What version 1.7 changes
The patch implements secure defaults for CORS and cookie handling. Specifically: CORS is tightened to reject cross-origin credentialed requests by default, and the refresh token cookie gets a SameSite setting that prevents cross-origin attachment.
Update to Langflow 1.7 or later. That is the single required action. For teams that cannot update immediately, PR #10139 provides a manual CORS configuration path — restrict LANGFLOW_CORS_ORIGINS to explicit, trusted origins and disable SameSite=None on the refresh token cookie.
Exposure check: three questions
If you run Langflow, answer these before anything else:
Is your instance reachable from outside your local machine? Check what interface Langflow is bound to. If it is 0.0.0.0 and you have any network exposure broader than localhost, you are in scope.
What credentials does your Langflow instance hold? Open the global variables panel and list what is stored. Assume that if you are on an affected version and your instance has had network access, those credentials have been compromised.
When did you last check the version? The vulnerable range is everything before 1.7. If you are unsure, check the About page or the process metadata. Do not assume you are current because the install is "recent."

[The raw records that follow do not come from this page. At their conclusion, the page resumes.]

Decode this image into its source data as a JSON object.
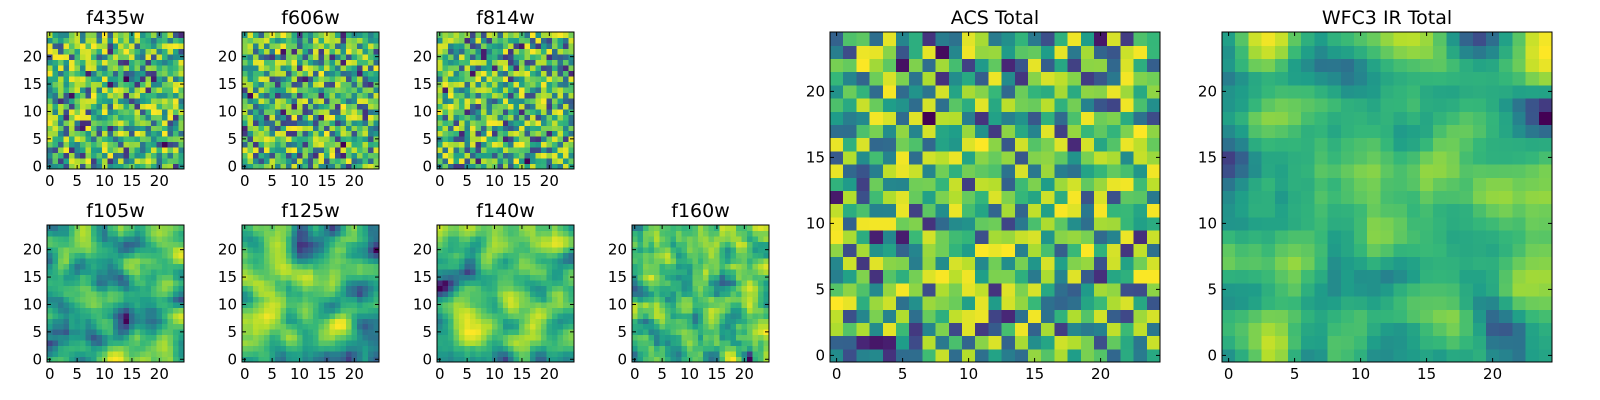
{
  "figure": {
    "description_hidden": ""
  },
  "chart_data": [
    {
      "type": "heatmap",
      "title": "f435w",
      "x_ticks": [
        "0",
        "5",
        "10",
        "15",
        "20"
      ],
      "y_ticks": [
        "0",
        "5",
        "10",
        "15",
        "20"
      ],
      "grid_size": 25,
      "xlim": [
        0,
        24
      ],
      "ylim": [
        0,
        24
      ],
      "colormap": "viridis",
      "seed": 11,
      "smooth": 0
    },
    {
      "type": "heatmap",
      "title": "f606w",
      "x_ticks": [
        "0",
        "5",
        "10",
        "15",
        "20"
      ],
      "y_ticks": [
        "0",
        "5",
        "10",
        "15",
        "20"
      ],
      "grid_size": 25,
      "xlim": [
        0,
        24
      ],
      "ylim": [
        0,
        24
      ],
      "colormap": "viridis",
      "seed": 23,
      "smooth": 0
    },
    {
      "type": "heatmap",
      "title": "f814w",
      "x_ticks": [
        "0",
        "5",
        "10",
        "15",
        "20"
      ],
      "y_ticks": [
        "0",
        "5",
        "10",
        "15",
        "20"
      ],
      "grid_size": 25,
      "xlim": [
        0,
        24
      ],
      "ylim": [
        0,
        24
      ],
      "colormap": "viridis",
      "seed": 37,
      "smooth": 0
    },
    {
      "type": "heatmap",
      "title": "f105w",
      "x_ticks": [
        "0",
        "5",
        "10",
        "15",
        "20"
      ],
      "y_ticks": [
        "0",
        "5",
        "10",
        "15",
        "20"
      ],
      "grid_size": 25,
      "xlim": [
        0,
        24
      ],
      "ylim": [
        0,
        24
      ],
      "colormap": "viridis",
      "seed": 41,
      "smooth": 2
    },
    {
      "type": "heatmap",
      "title": "f125w",
      "x_ticks": [
        "0",
        "5",
        "10",
        "15",
        "20"
      ],
      "y_ticks": [
        "0",
        "5",
        "10",
        "15",
        "20"
      ],
      "grid_size": 25,
      "xlim": [
        0,
        24
      ],
      "ylim": [
        0,
        24
      ],
      "colormap": "viridis",
      "seed": 53,
      "smooth": 2
    },
    {
      "type": "heatmap",
      "title": "f140w",
      "x_ticks": [
        "0",
        "5",
        "10",
        "15",
        "20"
      ],
      "y_ticks": [
        "0",
        "5",
        "10",
        "15",
        "20"
      ],
      "grid_size": 25,
      "xlim": [
        0,
        24
      ],
      "ylim": [
        0,
        24
      ],
      "colormap": "viridis",
      "seed": 67,
      "smooth": 2
    },
    {
      "type": "heatmap",
      "title": "f160w",
      "x_ticks": [
        "0",
        "5",
        "10",
        "15",
        "20"
      ],
      "y_ticks": [
        "0",
        "5",
        "10",
        "15",
        "20"
      ],
      "grid_size": 25,
      "xlim": [
        0,
        24
      ],
      "ylim": [
        0,
        24
      ],
      "colormap": "viridis",
      "seed": 79,
      "smooth": 1
    },
    {
      "type": "heatmap",
      "title": "ACS Total",
      "x_ticks": [
        "0",
        "5",
        "10",
        "15",
        "20"
      ],
      "y_ticks": [
        "0",
        "5",
        "10",
        "15",
        "20"
      ],
      "grid_size": 25,
      "xlim": [
        0,
        24
      ],
      "ylim": [
        0,
        24
      ],
      "colormap": "viridis",
      "seed": 97,
      "smooth": 0
    },
    {
      "type": "heatmap",
      "title": "WFC3 IR Total",
      "x_ticks": [
        "0",
        "5",
        "10",
        "15",
        "20"
      ],
      "y_ticks": [
        "0",
        "5",
        "10",
        "15",
        "20"
      ],
      "grid_size": 25,
      "xlim": [
        0,
        24
      ],
      "ylim": [
        0,
        24
      ],
      "colormap": "viridis",
      "seed": 113,
      "smooth": 2
    }
  ]
}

For organisations under FCEB scope: the CISA deadline is June 4. That applies to federal civilian executive branch agencies, not private sector, but it is a reasonable urgency benchmark regardless of sector.
The structural problem this points to
CVE-2025-34291 is the first well-documented case of a nation-state actor using an AI workflow orchestration tool as an initial access vector for a broader campaign. It will not be the last.
The broader pattern: the tools being adopted fastest in AI development pipelines — visual builders, orchestration platforms, local model servers — were designed to make capability accessible, not to be deployed in adversarial environments. When those tools end up holding API keys for an organisation's entire cloud stack, the security model needs to match the actual role the tool is playing, not the role it was designed for.
Treat your Langflow instance the way you would treat any backend service that holds credentials: dedicated host or isolated container, no direct internet exposure, reverse proxy with authentication in front, secrets in a dedicated vault rather than the application's native variable store. If those controls are not in place today, that is the configuration work that needs to happen alongside the version update — not instead of it.